Over the last 10 years, data has evolved from a business output and liability to a catalyst for innovation as startups like Uber, Amazon and Netflix attacked mature players across industries, leveraging their data as a powerful differentiator. Ultimately this change in the paradigm of data has accelerated the need for storage, the analysis, and the dynamics of the industry forever. 

Let’s take a deep dive into how storage has transformed over the past decade.

All-flash storage is mainstream 

Spinning magnetic disks were the defacto standard for decades. As the internet expanded, business systems digitized and new applications emerged, bringing magnetic disk to its knees in reliability, performance and in some cases, raw economics. Mainstream adoption of flash has also been validated by storage M&A activity and traditional vendors retrofitting legacy systems.  

Rise of high performance “unstructured” file and object storage 

Traditionally, file storage equated to “file shares” and object storage/content-addressable storage equated to “archive.” In the last 10 years, file storage has emerged as a critical platform for both log and streaming analytics. Object storage, with a new powerful protocol (S3) developed and mainstreamed by AWS, has been embraced by developers worldwide for its simplicity and ability to handle unstructured and semi-structured content with ease. 

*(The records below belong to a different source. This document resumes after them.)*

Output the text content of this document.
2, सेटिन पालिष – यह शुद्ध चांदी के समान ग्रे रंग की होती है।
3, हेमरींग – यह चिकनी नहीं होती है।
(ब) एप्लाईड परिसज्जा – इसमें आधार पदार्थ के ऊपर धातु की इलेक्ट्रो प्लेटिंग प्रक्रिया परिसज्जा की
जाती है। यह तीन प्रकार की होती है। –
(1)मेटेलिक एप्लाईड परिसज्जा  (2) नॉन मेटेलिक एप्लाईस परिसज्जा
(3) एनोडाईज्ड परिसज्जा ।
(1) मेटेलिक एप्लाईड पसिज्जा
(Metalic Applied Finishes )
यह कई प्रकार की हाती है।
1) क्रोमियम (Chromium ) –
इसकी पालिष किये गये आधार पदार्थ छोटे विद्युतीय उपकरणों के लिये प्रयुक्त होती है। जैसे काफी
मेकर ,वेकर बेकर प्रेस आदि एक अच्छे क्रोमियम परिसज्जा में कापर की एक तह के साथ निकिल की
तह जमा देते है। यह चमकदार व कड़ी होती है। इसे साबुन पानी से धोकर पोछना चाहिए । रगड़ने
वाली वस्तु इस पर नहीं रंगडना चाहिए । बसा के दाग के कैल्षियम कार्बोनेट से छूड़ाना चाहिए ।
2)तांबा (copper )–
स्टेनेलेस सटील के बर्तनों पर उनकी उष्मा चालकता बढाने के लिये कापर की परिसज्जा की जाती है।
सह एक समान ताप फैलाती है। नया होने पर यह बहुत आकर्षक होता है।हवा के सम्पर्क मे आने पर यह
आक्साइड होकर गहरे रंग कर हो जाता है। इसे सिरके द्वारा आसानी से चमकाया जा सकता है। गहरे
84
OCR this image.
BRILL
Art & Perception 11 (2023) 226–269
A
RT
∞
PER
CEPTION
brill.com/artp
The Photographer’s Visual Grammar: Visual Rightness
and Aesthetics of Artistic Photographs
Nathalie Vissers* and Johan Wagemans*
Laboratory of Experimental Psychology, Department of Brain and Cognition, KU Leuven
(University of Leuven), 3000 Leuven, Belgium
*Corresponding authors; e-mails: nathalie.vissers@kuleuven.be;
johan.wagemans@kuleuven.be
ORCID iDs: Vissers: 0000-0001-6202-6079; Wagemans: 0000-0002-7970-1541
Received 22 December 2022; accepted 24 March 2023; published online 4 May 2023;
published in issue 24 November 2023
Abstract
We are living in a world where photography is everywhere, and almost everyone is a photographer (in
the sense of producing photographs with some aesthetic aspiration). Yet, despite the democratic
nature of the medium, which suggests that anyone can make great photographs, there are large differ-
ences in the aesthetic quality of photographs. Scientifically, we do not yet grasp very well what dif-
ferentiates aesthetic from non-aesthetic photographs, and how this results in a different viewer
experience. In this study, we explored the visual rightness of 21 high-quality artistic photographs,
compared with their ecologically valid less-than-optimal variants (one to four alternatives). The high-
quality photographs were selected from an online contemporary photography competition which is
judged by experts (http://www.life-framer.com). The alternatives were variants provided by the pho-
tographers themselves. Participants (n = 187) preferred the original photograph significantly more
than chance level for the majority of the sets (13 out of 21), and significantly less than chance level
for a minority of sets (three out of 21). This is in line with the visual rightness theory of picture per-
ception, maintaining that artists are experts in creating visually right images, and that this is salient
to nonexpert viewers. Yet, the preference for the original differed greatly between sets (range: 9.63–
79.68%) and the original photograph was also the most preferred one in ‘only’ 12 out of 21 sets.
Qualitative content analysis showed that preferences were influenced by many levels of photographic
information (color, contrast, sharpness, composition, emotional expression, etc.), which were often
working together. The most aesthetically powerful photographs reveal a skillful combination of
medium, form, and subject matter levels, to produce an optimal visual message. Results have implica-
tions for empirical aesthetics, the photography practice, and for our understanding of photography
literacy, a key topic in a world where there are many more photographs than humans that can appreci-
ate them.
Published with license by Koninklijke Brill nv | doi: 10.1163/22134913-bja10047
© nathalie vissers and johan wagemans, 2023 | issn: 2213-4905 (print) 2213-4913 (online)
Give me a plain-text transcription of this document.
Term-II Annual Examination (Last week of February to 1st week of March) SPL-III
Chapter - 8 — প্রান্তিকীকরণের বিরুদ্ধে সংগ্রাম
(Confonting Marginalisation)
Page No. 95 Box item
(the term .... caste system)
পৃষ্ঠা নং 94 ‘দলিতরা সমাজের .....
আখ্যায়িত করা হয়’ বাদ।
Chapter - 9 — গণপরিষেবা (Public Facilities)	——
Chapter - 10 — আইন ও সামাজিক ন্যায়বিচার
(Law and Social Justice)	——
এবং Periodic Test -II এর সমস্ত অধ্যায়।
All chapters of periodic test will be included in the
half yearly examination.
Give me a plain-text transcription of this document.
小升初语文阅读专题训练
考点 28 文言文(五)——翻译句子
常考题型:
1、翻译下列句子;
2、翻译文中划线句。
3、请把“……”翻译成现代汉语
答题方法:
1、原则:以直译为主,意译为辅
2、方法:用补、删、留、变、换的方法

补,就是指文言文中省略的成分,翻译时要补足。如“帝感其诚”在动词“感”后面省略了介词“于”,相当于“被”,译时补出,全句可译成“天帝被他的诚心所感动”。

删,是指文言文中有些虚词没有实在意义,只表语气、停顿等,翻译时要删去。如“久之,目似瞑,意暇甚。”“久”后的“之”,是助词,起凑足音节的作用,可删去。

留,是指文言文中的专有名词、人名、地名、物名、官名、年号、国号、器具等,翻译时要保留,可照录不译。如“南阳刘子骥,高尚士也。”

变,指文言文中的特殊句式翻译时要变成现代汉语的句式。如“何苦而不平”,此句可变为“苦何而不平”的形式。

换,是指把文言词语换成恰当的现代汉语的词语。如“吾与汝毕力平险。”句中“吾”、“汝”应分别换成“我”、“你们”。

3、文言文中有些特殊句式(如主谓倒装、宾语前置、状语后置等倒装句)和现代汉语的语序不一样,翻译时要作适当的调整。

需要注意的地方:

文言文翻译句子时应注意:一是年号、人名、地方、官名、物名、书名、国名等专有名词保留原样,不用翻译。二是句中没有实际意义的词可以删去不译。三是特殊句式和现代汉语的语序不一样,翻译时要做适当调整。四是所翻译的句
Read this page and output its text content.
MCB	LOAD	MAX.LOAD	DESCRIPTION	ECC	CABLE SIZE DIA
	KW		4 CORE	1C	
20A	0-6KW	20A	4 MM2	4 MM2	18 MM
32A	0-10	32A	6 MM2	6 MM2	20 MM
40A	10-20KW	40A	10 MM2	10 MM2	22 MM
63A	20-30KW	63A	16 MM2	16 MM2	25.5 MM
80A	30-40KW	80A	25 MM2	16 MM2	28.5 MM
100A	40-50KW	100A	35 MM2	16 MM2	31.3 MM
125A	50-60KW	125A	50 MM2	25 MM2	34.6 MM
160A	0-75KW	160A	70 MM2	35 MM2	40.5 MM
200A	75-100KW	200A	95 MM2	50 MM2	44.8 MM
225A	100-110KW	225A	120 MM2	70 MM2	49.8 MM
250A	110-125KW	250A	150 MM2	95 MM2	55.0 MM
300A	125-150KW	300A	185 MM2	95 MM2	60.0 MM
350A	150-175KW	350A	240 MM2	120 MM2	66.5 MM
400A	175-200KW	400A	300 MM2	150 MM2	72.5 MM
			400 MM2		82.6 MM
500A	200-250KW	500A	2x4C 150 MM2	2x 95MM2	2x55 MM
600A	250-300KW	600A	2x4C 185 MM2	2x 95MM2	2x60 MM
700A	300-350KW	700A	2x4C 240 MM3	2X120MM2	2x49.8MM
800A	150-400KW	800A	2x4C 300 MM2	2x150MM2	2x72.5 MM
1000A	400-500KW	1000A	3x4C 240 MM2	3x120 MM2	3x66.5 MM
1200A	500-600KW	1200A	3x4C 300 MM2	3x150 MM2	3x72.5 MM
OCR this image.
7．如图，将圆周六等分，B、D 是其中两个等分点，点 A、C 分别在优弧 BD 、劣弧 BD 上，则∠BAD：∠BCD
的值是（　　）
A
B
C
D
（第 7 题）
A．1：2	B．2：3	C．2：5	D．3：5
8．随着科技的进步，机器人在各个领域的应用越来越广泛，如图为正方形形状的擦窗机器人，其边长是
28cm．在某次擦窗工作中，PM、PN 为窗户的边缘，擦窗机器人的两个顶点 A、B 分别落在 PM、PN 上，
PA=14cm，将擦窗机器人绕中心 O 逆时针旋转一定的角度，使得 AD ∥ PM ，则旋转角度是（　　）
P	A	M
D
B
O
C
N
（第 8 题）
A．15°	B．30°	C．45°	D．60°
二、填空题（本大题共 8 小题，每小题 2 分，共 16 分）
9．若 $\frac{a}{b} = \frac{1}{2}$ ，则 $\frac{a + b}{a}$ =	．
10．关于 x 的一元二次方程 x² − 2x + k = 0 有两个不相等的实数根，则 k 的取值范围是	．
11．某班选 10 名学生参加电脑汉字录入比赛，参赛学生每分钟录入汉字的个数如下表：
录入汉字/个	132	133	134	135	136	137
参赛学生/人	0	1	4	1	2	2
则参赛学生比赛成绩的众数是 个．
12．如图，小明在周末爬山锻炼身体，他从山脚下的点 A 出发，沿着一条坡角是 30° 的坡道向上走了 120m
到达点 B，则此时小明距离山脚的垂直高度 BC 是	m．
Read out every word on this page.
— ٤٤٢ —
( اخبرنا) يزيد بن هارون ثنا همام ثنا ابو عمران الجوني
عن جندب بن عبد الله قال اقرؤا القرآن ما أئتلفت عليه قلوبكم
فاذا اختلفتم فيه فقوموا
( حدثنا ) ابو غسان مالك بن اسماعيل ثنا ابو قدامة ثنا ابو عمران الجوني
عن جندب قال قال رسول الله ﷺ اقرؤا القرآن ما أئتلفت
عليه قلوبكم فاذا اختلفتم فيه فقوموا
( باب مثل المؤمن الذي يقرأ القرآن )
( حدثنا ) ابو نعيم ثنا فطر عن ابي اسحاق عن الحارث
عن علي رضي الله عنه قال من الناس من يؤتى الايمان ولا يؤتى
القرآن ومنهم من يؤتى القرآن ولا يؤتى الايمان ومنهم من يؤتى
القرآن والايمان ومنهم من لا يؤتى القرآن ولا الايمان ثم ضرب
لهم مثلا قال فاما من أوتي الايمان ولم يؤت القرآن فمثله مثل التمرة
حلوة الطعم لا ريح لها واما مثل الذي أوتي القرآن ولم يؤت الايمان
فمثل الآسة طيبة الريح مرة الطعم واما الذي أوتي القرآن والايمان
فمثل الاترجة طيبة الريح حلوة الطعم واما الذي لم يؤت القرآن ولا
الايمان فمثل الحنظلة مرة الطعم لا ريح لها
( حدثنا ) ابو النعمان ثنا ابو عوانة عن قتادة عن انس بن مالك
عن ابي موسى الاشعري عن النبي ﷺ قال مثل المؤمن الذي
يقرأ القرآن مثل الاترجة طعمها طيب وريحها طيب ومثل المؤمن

Enterprises recognize the importance of hybrid and multi-cloud in the IT ecosystem 

In the last decade, the importance of hybrid and multi-cloud has been cemented. Most enterprises have unlocked new hybrid use cases where applications can migrate seamlessly between private and public clouds. In addition, application developers needed to develop a single storage API to manage their data, allowing them to develop applications in their private or public cloud, and run them anywhere. 

Widespread adoption of containers and cloud-native services 

Organizations increased their appetite and desire to leverage data as a catalyst for growth and as a result, application development has accelerated. Simply put, more applications generated more interactions which in turn generated more valuable insights. To support this boom in agile development, frameworks replaced traditional waterfall approaches, leading to the rise of Microservices and DevOps. With this paradigm change came a new lightweight “container” abstraction layer, led by Docker and built off of the decade-old concept of LXC in Linux.  

“As-a-service” became a defacto standard for ALL infrastructure 

As public cloud adoption grew, it delivered agility and flexible consumption that have been applauded by the marketplace. Enterprises are now looking for all of their IT infrastructure and services to be delivered as a utility and “as-a-service”, in many cases supplanting complex leasing structures.